In a study with British migrants to rural France, Benson (2012) shows that an imagination of the rural idyll, in which neighbours are friendly and life is more relaxed, prompts this form of migration. Benson (2012, p. 1688) argues, therefore, that this migration is driven by the way rural France is “imagined to uniquely offer a particular way of life.” Likewise, recent attention to student mobility has also pointed out the
imaginative geographies that shape this form of transnational migration (Beech, 2014; Findlay et al., 2012; Madge et al., 2009). Indeed, the “choice” of a UK education emphasises the continued power of postcolonial discourses that position the UK education system as superior (Madge et al., 2009). Beech (2014, p. 172) testifies that the British Council, which, she reminds, is in itself a postcolonial institution, uses promotional material such as DVDs to “market the UK” to students as “the place to receive a world-class education, alongside other opportunities for personal growth.” Beech’s (2014) emphasis on personal growth thus shows that the possibility to transform the self, or “to be someone different,” is a perception shaped by imaginative geographies.
Writing on Muslim women’s migration from Indonesia to Saudi Arabia for domestic work, Silvey (2005, 2007) examines the role of religious discourses in shaping Javanese domestic worker migration to Saudi Arabia. Specifically, Silvey (2007, p. 219) evaluates the “imagined geographies of gendered piety” that are deployed by recruitment agencies. These agencies draw on the idea of the umma, that is the global community of Muslims, to stress Saudi Arabia as a “safe” “Muslim” environment, where the women are unlikely to come into contact with haram (forbidden) things and that in this traditional Islamic state, men and women rarely meet. Furthermore, Silvey (2005, p. 141) observes that migration to Saudi Arabia offers these women the chance to pilgrimage to Mecca, one of the five pillars of Islam, and thus offers them “religious prestige” on return to Indonesia. Again then, it is possible to see how opportunities for feeling or being through migration are tied up with imaginative geographies and have an important influence on migration behaviours.
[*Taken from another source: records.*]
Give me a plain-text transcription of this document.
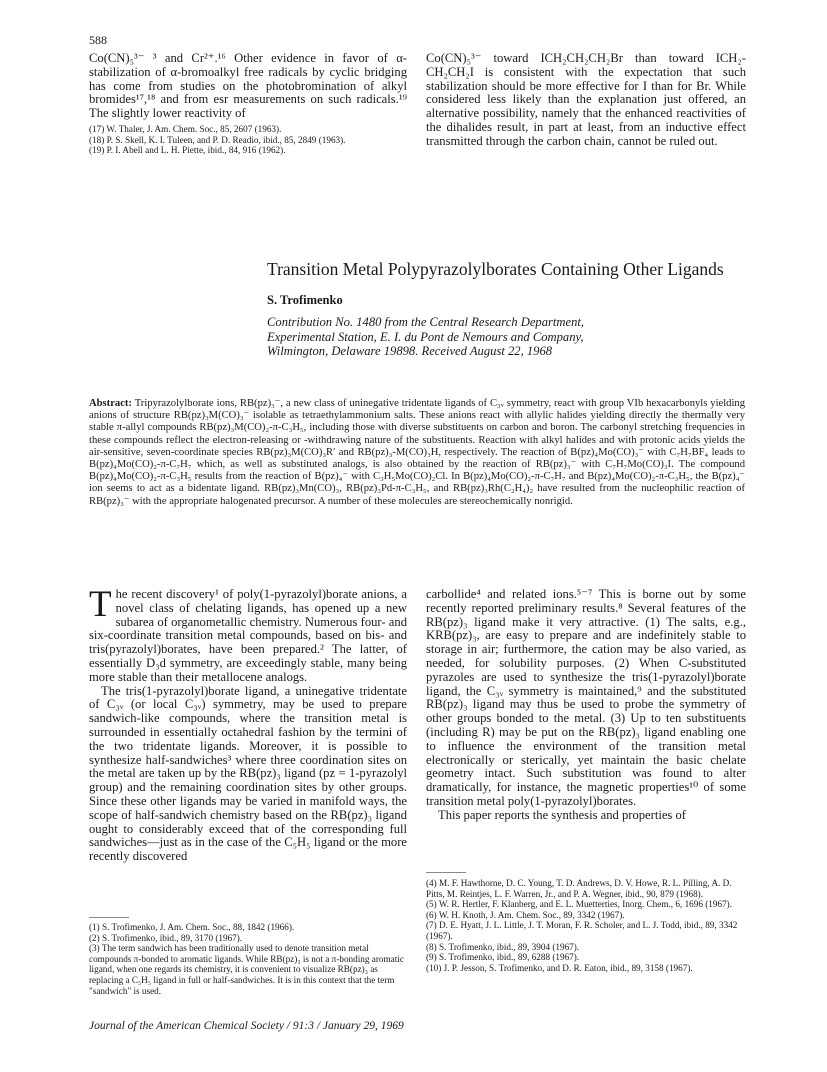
588

Co(CN)₅³⁻ ³ and Cr²⁺.¹⁶ Other evidence in favor of α-stabilization of α-bromoalkyl free radicals by cyclic bridging has come from studies on the photobromination of alkyl bromides¹⁷,¹⁸ and from esr measurements on such radicals.¹⁹ The slightly lower reactivity of

(17) W. Thaler, J. Am. Chem. Soc., 85, 2607 (1963).
(18) P. S. Skell, K. I. Tuleen, and P. D. Readio, ibid., 85, 2849 (1963).
(19) P. I. Abell and L. H. Piette, ibid., 84, 916 (1962).

Co(CN)₅³⁻ toward ICH₂CH₂CH₂Br than toward ICH₂-CH₂CH₂I is consistent with the expectation that such stabilization should be more effective for I than for Br. While considered less likely than the explanation just offered, an alternative possibility, namely that the enhanced reactivities of the dihalides result, in part at least, from an inductive effect transmitted through the carbon chain, cannot be ruled out.

Transition Metal Polypyrazolylborates Containing Other Ligands
S. Trofimenko
Contribution No. 1480 from the Central Research Department,
Experimental Station, E. I. du Pont de Nemours and Company,
Wilmington, Delaware 19898. Received August 22, 1968

Abstract: Tripyrazolylborate ions, RB(pz)₃⁻, a new class of uninegative tridentate ligands of C₃ᵥ symmetry, react with group VIb hexacarbonyls yielding anions of structure RB(pz)₃M(CO)₃⁻ isolable as tetraethylammonium salts. These anions react with allylic halides yielding directly the thermally very stable π-allyl compounds RB(pz)₃M(CO)₂-π-C₃H₅, including those with diverse substituents on carbon and boron. The carbonyl stretching frequencies in these compounds reflect the electron-releasing or -withdrawing nature of the substituents. Reaction with alkyl halides and with protonic acids yields the air-sensitive, seven-coordinate species RB(pz)₃M(CO)₃R′ and RB(pz)₃-M(CO)₃H, respectively. The reaction of B(pz)₄Mo(CO)₃⁻ with C₇H₇BF₄ leads to B(pz)₄Mo(CO)₂-π-C₇H₇ which, as well as substituted analogs, is also obtained by the reaction of RB(pz)₃⁻ with C₇H₇Mo(CO)₃I. The compound B(pz)₄Mo(CO)₂-π-C₃H₅ results from the reaction of B(pz)₄⁻ with C₃H₅Mo(CO)₂Cl. In B(pz)₄Mo(CO)₂-π-C₇H₇ and B(pz)₄Mo(CO)₂-π-C₃H₅, the B(pz)₄⁻ ion seems to act as a bidentate ligand. RB(pz)₃Mn(CO)₃, RB(pz)₃Pd-π-C₃H₅, and RB(pz)₃Rh(C₂H₄)₂ have resulted from the nucleophilic reaction of RB(pz)₃⁻ with the appropriate halogenated precursor. A number of these molecules are stereochemically nonrigid.

The recent discovery¹ of poly(1-pyrazolyl)borate anions, a novel class of chelating ligands, has opened up a new subarea of organometallic chemistry. Numerous four- and six-coordinate transition metal compounds, based on bis- and tris(pyrazolyl)borates, have been prepared.² The latter, of essentially D₃d symmetry, are exceedingly stable, many being more stable than their metallocene analogs.

The tris(1-pyrazolyl)borate ligand, a uninegative tridentate of C₃ᵥ (or local C₃ᵥ) symmetry, may be used to prepare sandwich-like compounds, where the transition metal is surrounded in essentially octahedral fashion by the termini of the two tridentate ligands. Moreover, it is possible to synthesize half-sandwiches³ where three coordination sites on the metal are taken up by the RB(pz)₃ ligand (pz = 1-pyrazolyl group) and the remaining coordination sites by other groups. Since these other ligands may be varied in manifold ways, the scope of half-sandwich chemistry based on the RB(pz)₃ ligand ought to considerably exceed that of the corresponding full sandwiches—just as in the case of the C₅H₅ ligand or the more recently discovered

(1) S. Trofimenko, J. Am. Chem. Soc., 88, 1842 (1966).
(2) S. Trofimenko, ibid., 89, 3170 (1967).
(3) The term sandwich has been traditionally used to denote transition metal compounds π-bonded to aromatic ligands. While RB(pz)₃ is not a π-bonding aromatic ligand, when one regards its chemistry, it is convenient to visualize RB(pz)₃ as replacing a C₅H₅ ligand in full or half-sandwiches. It is in this context that the term "sandwich" is used.

carbollide⁴ and related ions.⁵⁻⁷ This is borne out by some recently reported preliminary results.⁸ Several features of the RB(pz)₃ ligand make it very attractive. (1) The salts, e.g., KRB(pz)₃, are easy to prepare and are indefinitely stable to storage in air; furthermore, the cation may be also varied, as needed, for solubility purposes. (2) When C-substituted pyrazoles are used to synthesize the tris(1-pyrazolyl)borate ligand, the C₃ᵥ symmetry is maintained,⁹ and the substituted RB(pz)₃ ligand may thus be used to probe the symmetry of other groups bonded to the metal. (3) Up to ten substituents (including R) may be put on the RB(pz)₃ ligand enabling one to influence the environment of the transition metal electronically or sterically, yet maintain the basic chelate geometry intact. Such substitution was found to alter dramatically, for instance, the magnetic properties¹⁰ of some transition metal poly(1-pyrazolyl)borates.

This paper reports the synthesis and properties of

(4) M. F. Hawthorne, D. C. Young, T. D. Andrews, D. V. Howe, R. L. Pilling, A. D. Pitts, M. Reintjes, L. F. Warren, Jr., and P. A. Wegner, ibid., 90, 879 (1968).
(5) W. R. Hertler, F. Klanberg, and E. L. Muetterties, Inorg. Chem., 6, 1696 (1967).
(6) W. H. Knoth, J. Am. Chem. Soc., 89, 3342 (1967).
(7) D. E. Hyatt, J. L. Little, J. T. Moran, F. R. Scholer, and L. J. Todd, ibid., 89, 3342 (1967).
(8) S. Trofimenko, ibid., 89, 3904 (1967).
(9) S. Trofimenko, ibid., 89, 6288 (1967).
(10) J. P. Jesson, S. Trofimenko, and D. R. Eaton, ibid., 89, 3158 (1967).
Journal of the American Chemical Society / 91:3 / January 29, 1969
This section has sought to introduce some alternative conceptual approaches and insights for examining Muslim family-related migration. With this aim in mind, the focus has been less on the family and more on the individual reasons people migrate. In so doing, the section draws attention to recent conceptual approaches that emphasise the possibilities for resubjectification through migration as a driver of migration behaviour. Through this lens, it is possible to explore the extent to which the chance to be a different person, to feel differently, is a consideration for Muslim migrant women in “choosing” to migrate. Furthermore, the insights here enable a deeper exploration of the ways in which religious and gendered discourses work to shape Muslim women’s
imaginative geographies and thus their perceptions of the possibilities that migration offers for resubjectification.